Ailyn Pérez (Tatyana)
© Jonathan Tichler | Met Opera

The evening’s other standout was tenor Piotr Beczała as Lensky, Olga’s betrothed. Confident and brash vocally, he was everything you want a tenor to be in an opera, by turns sentimental, anguished and heroic. His second act aria, in which he mourns his love for Olga and contemplates the possibility of his impending death in a duel, was especially affecting.

Piotr Beczała (Lensky)
© Marty Sohl | Met Opera

In any other opera, Lensky would be the leading man. Here, however, he is second banana to the aloof title character, ably sung by Igor Golovatenko. The huge challenge of this role is to give even the hint of an idea of what Tatyana sees in him, since the character is written in the first two acts mostly as whiny and self-absorbed. While Golovatenko made a passable attempt at making Onegin interesting in the first scene, the aria in which he rejects Tatiana came across as self-congratulatory. This is an entirely reasonable choice for the character, but it dooms any credibility of Tatyana’s carrying a torch for him for four years.

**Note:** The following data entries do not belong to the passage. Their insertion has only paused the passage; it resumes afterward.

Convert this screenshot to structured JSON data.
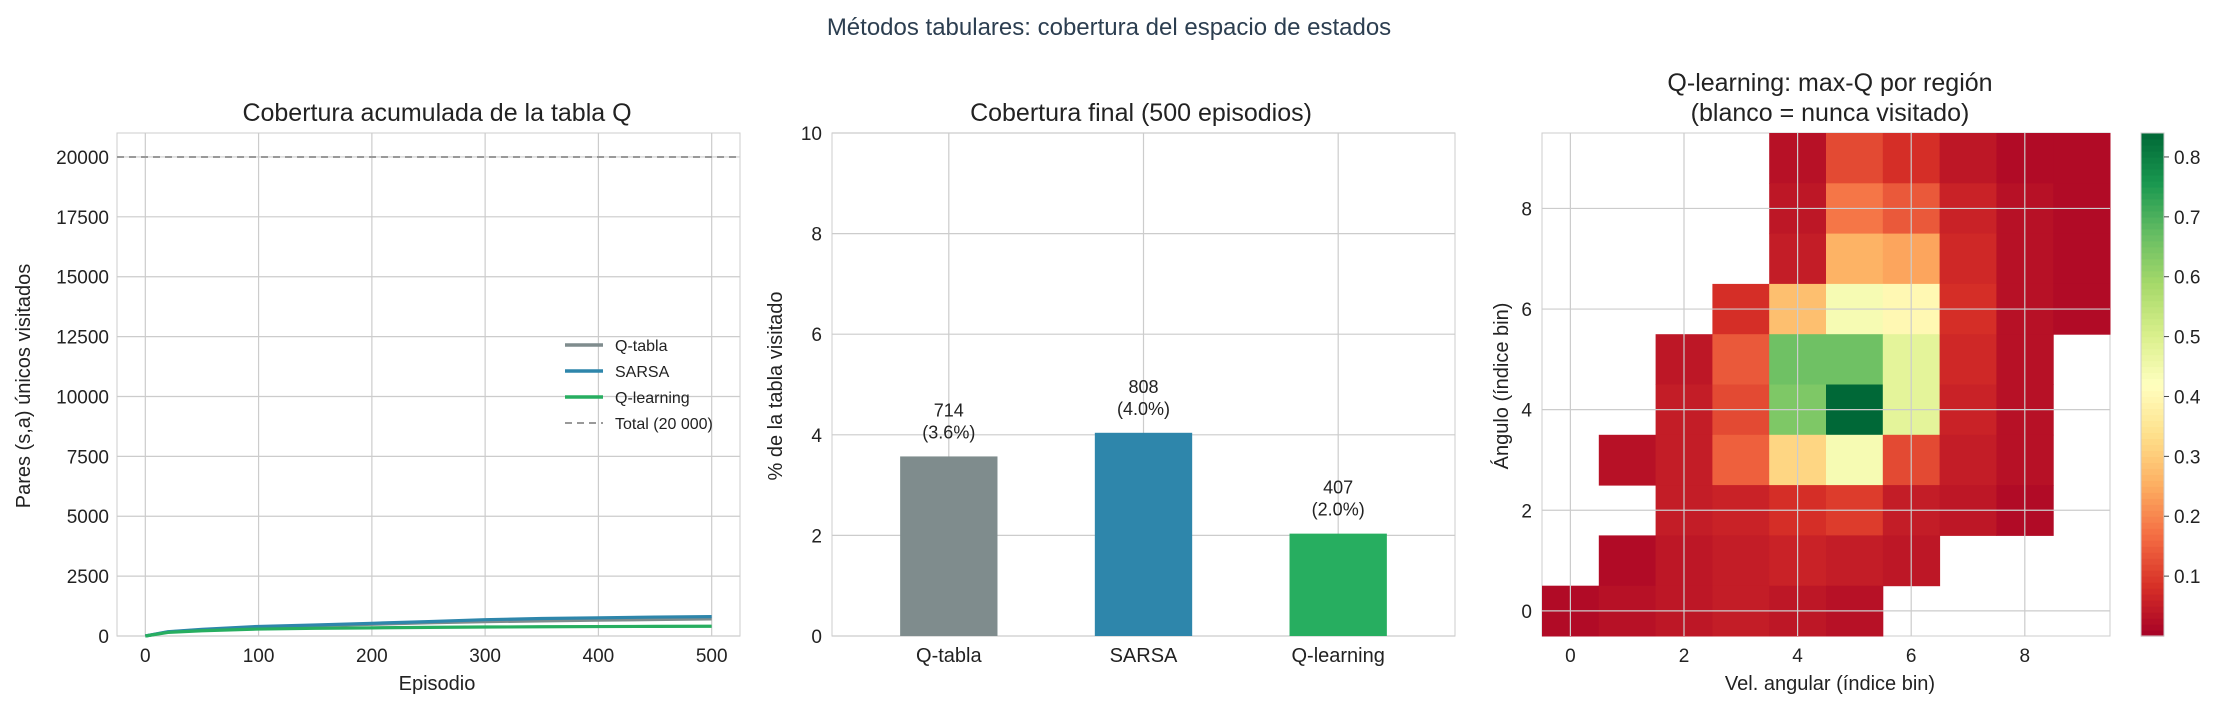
{
  "suptitle": "Métodos tabulares: cobertura del espacio de estados",
  "colors": {
    "qtabla": "#7f8c8d",
    "sarsa": "#2e86ab",
    "qlearning": "#27ae60",
    "total_line": "#999999",
    "grid": "#cccccc",
    "title_text": "#2c3e50"
  },
  "chart_data": [
    {
      "type": "line",
      "title": "Cobertura acumulada de la tabla Q",
      "xlabel": "Episodio",
      "ylabel": "Pares (s,a) únicos visitados",
      "xlim": [
        -25,
        525
      ],
      "ylim": [
        0,
        21000
      ],
      "x_ticks": [
        0,
        100,
        200,
        300,
        400,
        500
      ],
      "y_ticks": [
        0,
        2500,
        5000,
        7500,
        10000,
        12500,
        15000,
        17500,
        20000
      ],
      "grid": true,
      "legend_position": "center-right",
      "series": [
        {
          "name": "Q-tabla",
          "color": "#7f8c8d",
          "x": [
            0,
            20,
            50,
            100,
            150,
            200,
            250,
            300,
            350,
            400,
            450,
            500
          ],
          "y": [
            0,
            170,
            260,
            380,
            430,
            490,
            550,
            600,
            630,
            660,
            690,
            714
          ]
        },
        {
          "name": "SARSA",
          "color": "#2e86ab",
          "x": [
            0,
            20,
            50,
            100,
            150,
            200,
            250,
            300,
            350,
            400,
            450,
            500
          ],
          "y": [
            0,
            180,
            280,
            400,
            460,
            530,
            600,
            680,
            730,
            760,
            790,
            808
          ]
        },
        {
          "name": "Q-learning",
          "color": "#27ae60",
          "x": [
            0,
            20,
            50,
            100,
            150,
            200,
            250,
            300,
            350,
            400,
            450,
            500
          ],
          "y": [
            0,
            150,
            220,
            290,
            320,
            340,
            360,
            375,
            385,
            395,
            402,
            407
          ]
        }
      ],
      "hline": {
        "name": "Total (20 000)",
        "y": 20000,
        "style": "dashed"
      }
    },
    {
      "type": "bar",
      "title": "Cobertura final (500 episodios)",
      "xlabel": "",
      "ylabel": "% de la tabla visitado",
      "ylim": [
        0,
        10
      ],
      "y_ticks": [
        0,
        2,
        4,
        6,
        8,
        10
      ],
      "grid": true,
      "categories": [
        "Q-tabla",
        "SARSA",
        "Q-learning"
      ],
      "values": [
        3.57,
        4.04,
        2.035
      ],
      "bar_colors": [
        "#7f8c8d",
        "#2e86ab",
        "#27ae60"
      ],
      "labels": [
        [
          "714",
          "(3.6%)"
        ],
        [
          "808",
          "(4.0%)"
        ],
        [
          "407",
          "(2.0%)"
        ]
      ]
    },
    {
      "type": "heatmap",
      "title": "Q-learning: max-Q por región",
      "subtitle": "(blanco = nunca visitado)",
      "xlabel": "Vel. angular (índice bin)",
      "ylabel": "Ángulo (índice bin)",
      "xlim": [
        -0.5,
        9.5
      ],
      "ylim": [
        -0.5,
        9.5
      ],
      "x_ticks": [
        0,
        2,
        4,
        6,
        8
      ],
      "y_ticks": [
        0,
        2,
        4,
        6,
        8
      ],
      "colormap": "RdYlGn",
      "colorbar_range": [
        0.0,
        0.84
      ],
      "colorbar_ticks": [
        0.1,
        0.2,
        0.3,
        0.4,
        0.5,
        0.6,
        0.7,
        0.8
      ],
      "grid": true,
      "rows_top_to_bottom": [
        [
          null,
          null,
          null,
          null,
          0.03,
          0.12,
          0.08,
          0.04,
          0.02,
          0.02
        ],
        [
          null,
          null,
          null,
          null,
          0.04,
          0.18,
          0.14,
          0.06,
          0.03,
          0.02
        ],
        [
          null,
          null,
          null,
          null,
          0.05,
          0.26,
          0.24,
          0.07,
          0.03,
          0.02
        ],
        [
          null,
          null,
          null,
          0.08,
          0.28,
          0.44,
          0.4,
          0.08,
          0.03,
          0.02
        ],
        [
          null,
          null,
          0.04,
          0.14,
          0.66,
          0.66,
          0.48,
          0.07,
          0.03,
          null
        ],
        [
          null,
          null,
          0.05,
          0.12,
          0.64,
          0.84,
          0.48,
          0.06,
          0.03,
          null
        ],
        [
          null,
          0.03,
          0.05,
          0.15,
          0.32,
          0.44,
          0.12,
          0.05,
          0.03,
          null
        ],
        [
          null,
          null,
          0.05,
          0.06,
          0.08,
          0.1,
          0.05,
          0.04,
          0.02,
          null
        ],
        [
          null,
          0.02,
          0.04,
          0.05,
          0.06,
          0.05,
          0.04,
          null,
          null,
          null
        ],
        [
          0.02,
          0.03,
          0.04,
          0.05,
          0.04,
          0.03,
          null,
          null,
          null,
          null
        ]
      ]
    }
  ]
}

Ailyn Pérez (Tatyana) and Igor Golovatenko (Onegin)
© Jonathan Tichler | Met Opera

Notable supporting performances included mezzo-soprano Larissa Diadkova as Filippyevna and bass Ain Anger as Tatyana's husband Prince Gremin, each with a penetrating clarity of voice. Tenor Tony Stevenson as Monsieur Triquet and bass-baritone Richard Bernstein as Zaretsky, Onegin’s second in his duel, also turned in rich and well-contoured performances in their cameos.

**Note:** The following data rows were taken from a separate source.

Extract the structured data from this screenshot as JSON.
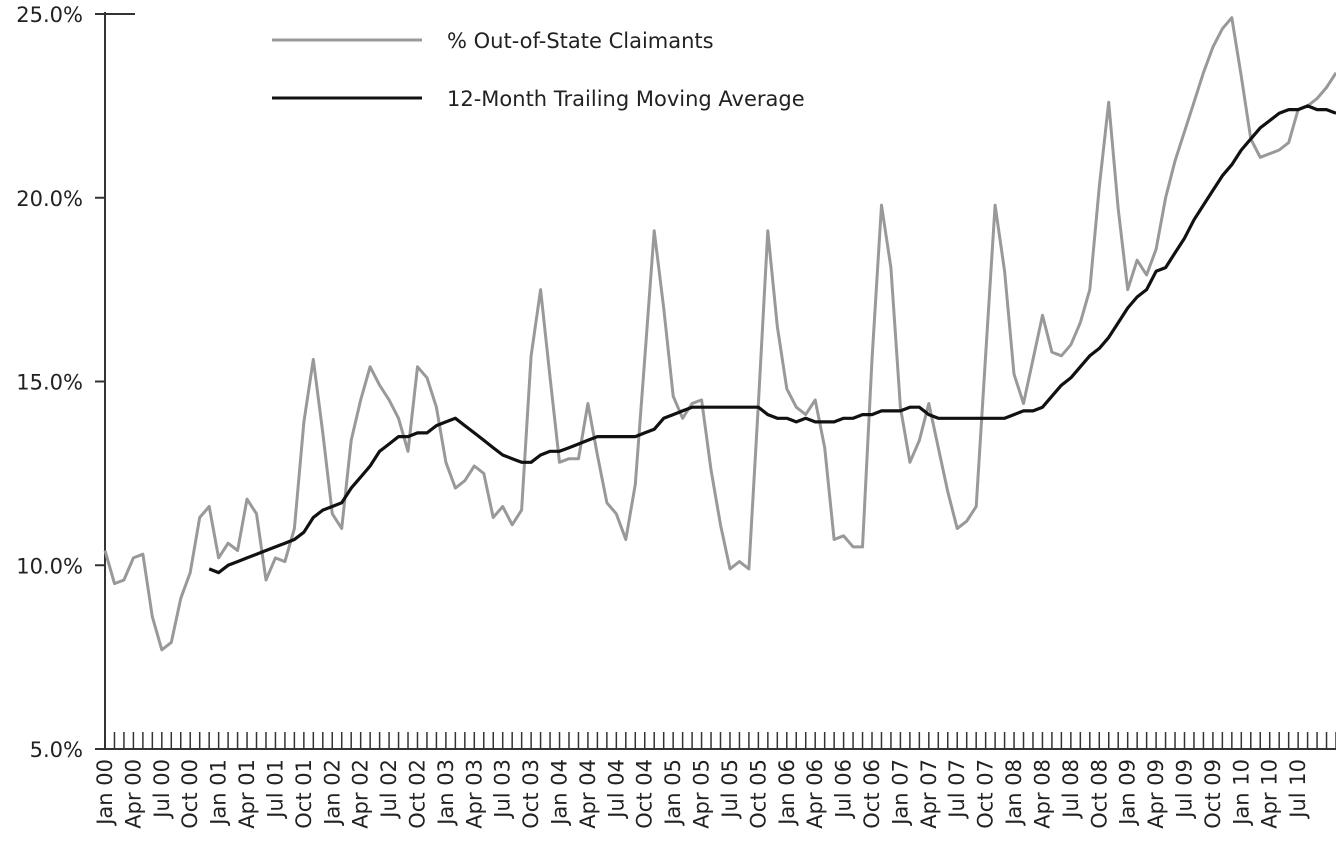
{
  "chart_data": {
    "type": "line",
    "categories": [
      "Jan 00",
      null,
      null,
      "Apr 00",
      null,
      null,
      "Jul 00",
      null,
      null,
      "Oct 00",
      null,
      null,
      "Jan 01",
      null,
      null,
      "Apr 01",
      null,
      null,
      "Jul 01",
      null,
      null,
      "Oct 01",
      null,
      null,
      "Jan 02",
      null,
      null,
      "Apr 02",
      null,
      null,
      "Jul 02",
      null,
      null,
      "Oct 02",
      null,
      null,
      "Jan 03",
      null,
      null,
      "Apr 03",
      null,
      null,
      "Jul 03",
      null,
      null,
      "Oct 03",
      null,
      null,
      "Jan 04",
      null,
      null,
      "Apr 04",
      null,
      null,
      "Jul 04",
      null,
      null,
      "Oct 04",
      null,
      null,
      "Jan 05",
      null,
      null,
      "Apr 05",
      null,
      null,
      "Jul 05",
      null,
      null,
      "Oct 05",
      null,
      null,
      "Jan 06",
      null,
      null,
      "Apr 06",
      null,
      null,
      "Jul 06",
      null,
      null,
      "Oct 06",
      null,
      null,
      "Jan 07",
      null,
      null,
      "Apr 07",
      null,
      null,
      "Jul 07",
      null,
      null,
      "Oct 07",
      null,
      null,
      "Jan 08",
      null,
      null,
      "Apr 08",
      null,
      null,
      "Jul 08",
      null,
      null,
      "Oct 08",
      null,
      null,
      "Jan 09",
      null,
      null,
      "Apr 09",
      null,
      null,
      "Jul 09",
      null,
      null,
      "Oct 09",
      null,
      null,
      "Jan 10",
      null,
      null,
      "Apr 10",
      null,
      null,
      "Jul 10",
      null,
      null,
      null,
      null
    ],
    "series": [
      {
        "name": "% Out-of-State Claimants",
        "color": "#999999",
        "values": [
          10.4,
          9.5,
          9.6,
          10.2,
          10.3,
          8.6,
          7.7,
          7.9,
          9.1,
          9.8,
          11.3,
          11.6,
          10.2,
          10.6,
          10.4,
          11.8,
          11.4,
          9.6,
          10.2,
          10.1,
          11.0,
          13.9,
          15.6,
          13.6,
          11.4,
          11.0,
          13.4,
          14.5,
          15.4,
          14.9,
          14.5,
          14.0,
          13.1,
          15.4,
          15.1,
          14.3,
          12.8,
          12.1,
          12.3,
          12.7,
          12.5,
          11.3,
          11.6,
          11.1,
          11.5,
          15.7,
          17.5,
          15.1,
          12.8,
          12.9,
          12.9,
          14.4,
          13.0,
          11.7,
          11.4,
          10.7,
          12.2,
          15.6,
          19.1,
          17.0,
          14.6,
          14.0,
          14.4,
          14.5,
          12.6,
          11.1,
          9.9,
          10.1,
          9.9,
          14.4,
          19.1,
          16.5,
          14.8,
          14.3,
          14.1,
          14.5,
          13.2,
          10.7,
          10.8,
          10.5,
          10.5,
          15.6,
          19.8,
          18.1,
          14.3,
          12.8,
          13.4,
          14.4,
          13.2,
          12.0,
          11.0,
          11.2,
          11.6,
          15.7,
          19.8,
          18.0,
          15.2,
          14.4,
          15.6,
          16.8,
          15.8,
          15.7,
          16.0,
          16.6,
          17.5,
          20.3,
          22.6,
          19.7,
          17.5,
          18.3,
          17.9,
          18.6,
          20.0,
          21.0,
          21.8,
          22.6,
          23.4,
          24.1,
          24.6,
          24.9,
          23.3,
          21.6,
          21.1,
          21.2,
          21.3,
          21.5,
          22.4,
          22.5,
          22.7,
          23.0,
          23.4
        ]
      },
      {
        "name": "12-Month Trailing Moving Average",
        "color": "#111111",
        "values": [
          null,
          null,
          null,
          null,
          null,
          null,
          null,
          null,
          null,
          null,
          null,
          9.9,
          9.8,
          10.0,
          10.1,
          10.2,
          10.3,
          10.4,
          10.5,
          10.6,
          10.7,
          10.9,
          11.3,
          11.5,
          11.6,
          11.7,
          12.1,
          12.4,
          12.7,
          13.1,
          13.3,
          13.5,
          13.5,
          13.6,
          13.6,
          13.8,
          13.9,
          14.0,
          13.8,
          13.6,
          13.4,
          13.2,
          13.0,
          12.9,
          12.8,
          12.8,
          13.0,
          13.1,
          13.1,
          13.2,
          13.3,
          13.4,
          13.5,
          13.5,
          13.5,
          13.5,
          13.5,
          13.6,
          13.7,
          14.0,
          14.1,
          14.2,
          14.3,
          14.3,
          14.3,
          14.3,
          14.3,
          14.3,
          14.3,
          14.3,
          14.1,
          14.0,
          14.0,
          13.9,
          14.0,
          13.9,
          13.9,
          13.9,
          14.0,
          14.0,
          14.1,
          14.1,
          14.2,
          14.2,
          14.2,
          14.3,
          14.3,
          14.1,
          14.0,
          14.0,
          14.0,
          14.0,
          14.0,
          14.0,
          14.0,
          14.0,
          14.1,
          14.2,
          14.2,
          14.3,
          14.6,
          14.9,
          15.1,
          15.4,
          15.7,
          15.9,
          16.2,
          16.6,
          17.0,
          17.3,
          17.5,
          18.0,
          18.1,
          18.5,
          18.9,
          19.4,
          19.8,
          20.2,
          20.6,
          20.9,
          21.3,
          21.6,
          21.9,
          22.1,
          22.3,
          22.4,
          22.4,
          22.5,
          22.4,
          22.4,
          22.3
        ]
      }
    ],
    "ylim": [
      5,
      25
    ],
    "yticks": [
      {
        "value": 5,
        "label": "5.0%"
      },
      {
        "value": 10,
        "label": "10.0%"
      },
      {
        "value": 15,
        "label": "15.0%"
      },
      {
        "value": 20,
        "label": "20.0%"
      },
      {
        "value": 25,
        "label": "25.0%"
      }
    ],
    "legend": "top-left"
  }
}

James Gaffigan conducted the Metropolitan Opera Orchestra in an economical yet voluptuous rendition of the score. The orchestra’s role portraying subtext, particularly Tatyana’s, and commentary was foregrounded here, to good effect. Throughout the evening, Gaffigan kept the exposition, choral numbers and dances moving at an unusually quick pace, then relaxing into the big emotional set pieces, in which he gave the singers all the time they needed. I found the brisk tempos actually quite welcome, with the exception of the third act’s opening polonaise, which was so fast the dotted rhythms didn’t quite land. The Met's chorus, as always, was superb.

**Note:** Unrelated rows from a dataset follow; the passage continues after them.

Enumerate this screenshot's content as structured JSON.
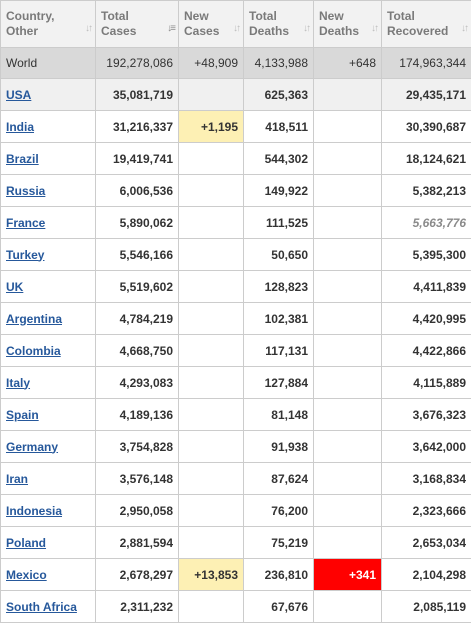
{
  "headers": [
    {
      "line1": "Country,",
      "line2": "Other"
    },
    {
      "line1": "Total",
      "line2": "Cases"
    },
    {
      "line1": "New",
      "line2": "Cases"
    },
    {
      "line1": "Total",
      "line2": "Deaths"
    },
    {
      "line1": "New",
      "line2": "Deaths"
    },
    {
      "line1": "Total",
      "line2": "Recovered"
    }
  ],
  "world": {
    "country": "World",
    "total_cases": "192,278,086",
    "new_cases": "+48,909",
    "total_deaths": "4,133,988",
    "new_deaths": "+648",
    "total_recovered": "174,963,344"
  },
  "rows": [
    {
      "country": "USA",
      "total_cases": "35,081,719",
      "new_cases": "",
      "total_deaths": "625,363",
      "new_deaths": "",
      "total_recovered": "29,435,171"
    },
    {
      "country": "India",
      "total_cases": "31,216,337",
      "new_cases": "+1,195",
      "total_deaths": "418,511",
      "new_deaths": "",
      "total_recovered": "30,390,687"
    },
    {
      "country": "Brazil",
      "total_cases": "19,419,741",
      "new_cases": "",
      "total_deaths": "544,302",
      "new_deaths": "",
      "total_recovered": "18,124,621"
    },
    {
      "country": "Russia",
      "total_cases": "6,006,536",
      "new_cases": "",
      "total_deaths": "149,922",
      "new_deaths": "",
      "total_recovered": "5,382,213"
    },
    {
      "country": "France",
      "total_cases": "5,890,062",
      "new_cases": "",
      "total_deaths": "111,525",
      "new_deaths": "",
      "total_recovered": "5,663,776"
    },
    {
      "country": "Turkey",
      "total_cases": "5,546,166",
      "new_cases": "",
      "total_deaths": "50,650",
      "new_deaths": "",
      "total_recovered": "5,395,300"
    },
    {
      "country": "UK",
      "total_cases": "5,519,602",
      "new_cases": "",
      "total_deaths": "128,823",
      "new_deaths": "",
      "total_recovered": "4,411,839"
    },
    {
      "country": "Argentina",
      "total_cases": "4,784,219",
      "new_cases": "",
      "total_deaths": "102,381",
      "new_deaths": "",
      "total_recovered": "4,420,995"
    },
    {
      "country": "Colombia",
      "total_cases": "4,668,750",
      "new_cases": "",
      "total_deaths": "117,131",
      "new_deaths": "",
      "total_recovered": "4,422,866"
    },
    {
      "country": "Italy",
      "total_cases": "4,293,083",
      "new_cases": "",
      "total_deaths": "127,884",
      "new_deaths": "",
      "total_recovered": "4,115,889"
    },
    {
      "country": "Spain",
      "total_cases": "4,189,136",
      "new_cases": "",
      "total_deaths": "81,148",
      "new_deaths": "",
      "total_recovered": "3,676,323"
    },
    {
      "country": "Germany",
      "total_cases": "3,754,828",
      "new_cases": "",
      "total_deaths": "91,938",
      "new_deaths": "",
      "total_recovered": "3,642,000"
    },
    {
      "country": "Iran",
      "total_cases": "3,576,148",
      "new_cases": "",
      "total_deaths": "87,624",
      "new_deaths": "",
      "total_recovered": "3,168,834"
    },
    {
      "country": "Indonesia",
      "total_cases": "2,950,058",
      "new_cases": "",
      "total_deaths": "76,200",
      "new_deaths": "",
      "total_recovered": "2,323,666"
    },
    {
      "country": "Poland",
      "total_cases": "2,881,594",
      "new_cases": "",
      "total_deaths": "75,219",
      "new_deaths": "",
      "total_recovered": "2,653,034"
    },
    {
      "country": "Mexico",
      "total_cases": "2,678,297",
      "new_cases": "+13,853",
      "total_deaths": "236,810",
      "new_deaths": "+341",
      "total_recovered": "2,104,298"
    },
    {
      "country": "South Africa",
      "total_cases": "2,311,232",
      "new_cases": "",
      "total_deaths": "67,676",
      "new_deaths": "",
      "total_recovered": "2,085,119"
    }
  ],
  "colors": {
    "header_bg": "#f2f2f2",
    "world_bg": "#d9d9d9",
    "link": "#26589b",
    "new_cases_highlight": "#fdf0b4",
    "new_deaths_highlight": "#ff0000"
  },
  "icons": {
    "sort": "sort-arrows-icon"
  }
}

Ailyn Pérez (Tatyana) and Igor Golovatenko (Onegin)
© Marty Sohl | Met Opera

Deborah Warner's production, first seen at the Met in 2013, is lovely to look at, although Tom Pye’s scenic design does raise questions. Why does Tatyana sleep in the same room that her mother entertains the local peasants in? Why is Prince Gremin’s ballroom represented by massive pillars that leave little room for the dancers? Why, when everything else has been so naturalistic, do those pillars apparently represent trees in the final scene – which the libretto sets indoors? 

Ailyn Pérez (Tatyana), Ain Anger (Gremin) and Igor Golovatenko)
© Marty Sohl | Met Opera

That said, there are rewarding touches in the stage direction. The silent presence of servants coming and going in the Larina household gives the world of the first act a satisfying three-dimensionality. Lensky, in his duel with Onegin, advances without firing his rifle; Onegin fires without advancing, a telling moment. And the symmetry of Tatyana’s farewell kiss to Onegin with his to her in the first act is lovely. However, although it’s a common trope in opera staging, a male character professing love for a female character by grabbing her and physically preventing her from leaving sits uneasily today. It simply added weight to my usual final-curtain reaction to this opera: thank goodness she’s well rid of him.